April 29, 2016

Dream? Do You Have to Achieve It?

Hi there!
Night without sleep again. Dark circle again. 
It has been a few days since I had very very bad sleep cycle and today I can't sleep even a blink T.T
So here I am, trying to write something on my blog while listening to radio. If you wandering what kind of people nowadays that still listening radio, that's me. I have a special reason, because the radio that I'm listening these lately is Korean Radio, which is KBS or MBC. Why? I am trying to work up my Korean language as now I do self-study again with my lazy virus that won't go away easily. But, listening to it everyday made me miss Korea even more. I wanna go back there again. My dream is speaking Korean fluently and if possible to live there. As my post title today, Do I have to achieve it? With my age now, which is 23 years old. I need to snap out of it. Get my self back to reality that I've to face what's happening in front me right now. My Dad won't let me go there for study abroad even just take language course. Then, how can I live there ? Hahaha.. The thing that I still can achieve is speaking Korean fluently, but the problem is I have no one to practice my Korean. I have no one but me. None of friends have interest in Korea, I mean their language. If KPop or KDrama, there's a lot, but none to language.
The only thing that make me hold the fort to keep practising my Korean is I feel my passion here. Actually, since I was child I never have something special that I really like about until my interest in Korean grew up and here I am now. Studying their language. 

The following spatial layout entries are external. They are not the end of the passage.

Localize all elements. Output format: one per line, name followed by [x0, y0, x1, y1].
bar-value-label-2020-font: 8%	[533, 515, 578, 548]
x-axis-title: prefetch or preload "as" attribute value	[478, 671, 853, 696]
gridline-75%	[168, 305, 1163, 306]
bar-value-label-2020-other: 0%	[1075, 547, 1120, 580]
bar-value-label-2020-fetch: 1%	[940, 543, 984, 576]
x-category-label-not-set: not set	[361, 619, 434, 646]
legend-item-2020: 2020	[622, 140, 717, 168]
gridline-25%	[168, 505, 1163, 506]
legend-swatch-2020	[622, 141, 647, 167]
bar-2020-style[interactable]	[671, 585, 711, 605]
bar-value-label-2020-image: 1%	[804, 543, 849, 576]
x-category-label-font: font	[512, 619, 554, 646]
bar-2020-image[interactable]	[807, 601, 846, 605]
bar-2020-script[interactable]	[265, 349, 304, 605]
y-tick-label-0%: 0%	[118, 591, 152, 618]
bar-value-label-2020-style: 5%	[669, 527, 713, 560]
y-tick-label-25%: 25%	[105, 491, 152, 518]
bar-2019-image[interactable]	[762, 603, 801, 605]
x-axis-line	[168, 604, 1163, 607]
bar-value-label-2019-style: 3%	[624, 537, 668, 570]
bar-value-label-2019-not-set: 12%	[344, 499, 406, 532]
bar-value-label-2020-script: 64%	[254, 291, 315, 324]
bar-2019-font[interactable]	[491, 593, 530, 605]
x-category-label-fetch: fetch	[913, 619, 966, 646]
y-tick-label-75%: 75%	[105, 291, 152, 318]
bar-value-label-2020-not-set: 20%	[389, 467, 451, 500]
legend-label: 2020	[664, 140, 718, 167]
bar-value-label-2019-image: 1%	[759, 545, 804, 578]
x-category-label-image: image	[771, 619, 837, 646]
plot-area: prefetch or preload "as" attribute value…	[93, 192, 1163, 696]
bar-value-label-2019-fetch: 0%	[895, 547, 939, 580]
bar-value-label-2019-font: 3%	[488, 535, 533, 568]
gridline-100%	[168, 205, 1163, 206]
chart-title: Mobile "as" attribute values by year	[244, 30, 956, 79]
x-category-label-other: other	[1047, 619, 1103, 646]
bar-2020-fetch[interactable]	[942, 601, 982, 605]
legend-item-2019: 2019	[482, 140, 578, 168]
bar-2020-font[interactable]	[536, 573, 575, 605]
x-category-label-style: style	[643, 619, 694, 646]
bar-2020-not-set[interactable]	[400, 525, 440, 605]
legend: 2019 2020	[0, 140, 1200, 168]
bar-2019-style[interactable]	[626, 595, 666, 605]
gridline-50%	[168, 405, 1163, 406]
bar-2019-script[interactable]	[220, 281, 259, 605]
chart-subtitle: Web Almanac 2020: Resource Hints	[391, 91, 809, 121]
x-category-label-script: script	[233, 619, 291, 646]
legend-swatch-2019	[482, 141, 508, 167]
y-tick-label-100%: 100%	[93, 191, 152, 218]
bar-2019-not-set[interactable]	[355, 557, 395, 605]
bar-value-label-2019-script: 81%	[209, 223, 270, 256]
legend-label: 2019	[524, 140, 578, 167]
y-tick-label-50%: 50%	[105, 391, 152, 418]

There is word that I like, "Let that small happiness, whatever it is, become your passion. It's what will keep you alive."  I feel that Korean language made me happy while learning it. I never found there's fun in studying but I found it here. I even so happy when I can talk in Korean or knew what people saying in Korean. I feel I can breath. Haha
These days I had worries to figure out what I have to do now to make a life, and earn money. I'm not at the age to have fun again. That's why this thought just hit me, if I should give up on my dream? What should I do?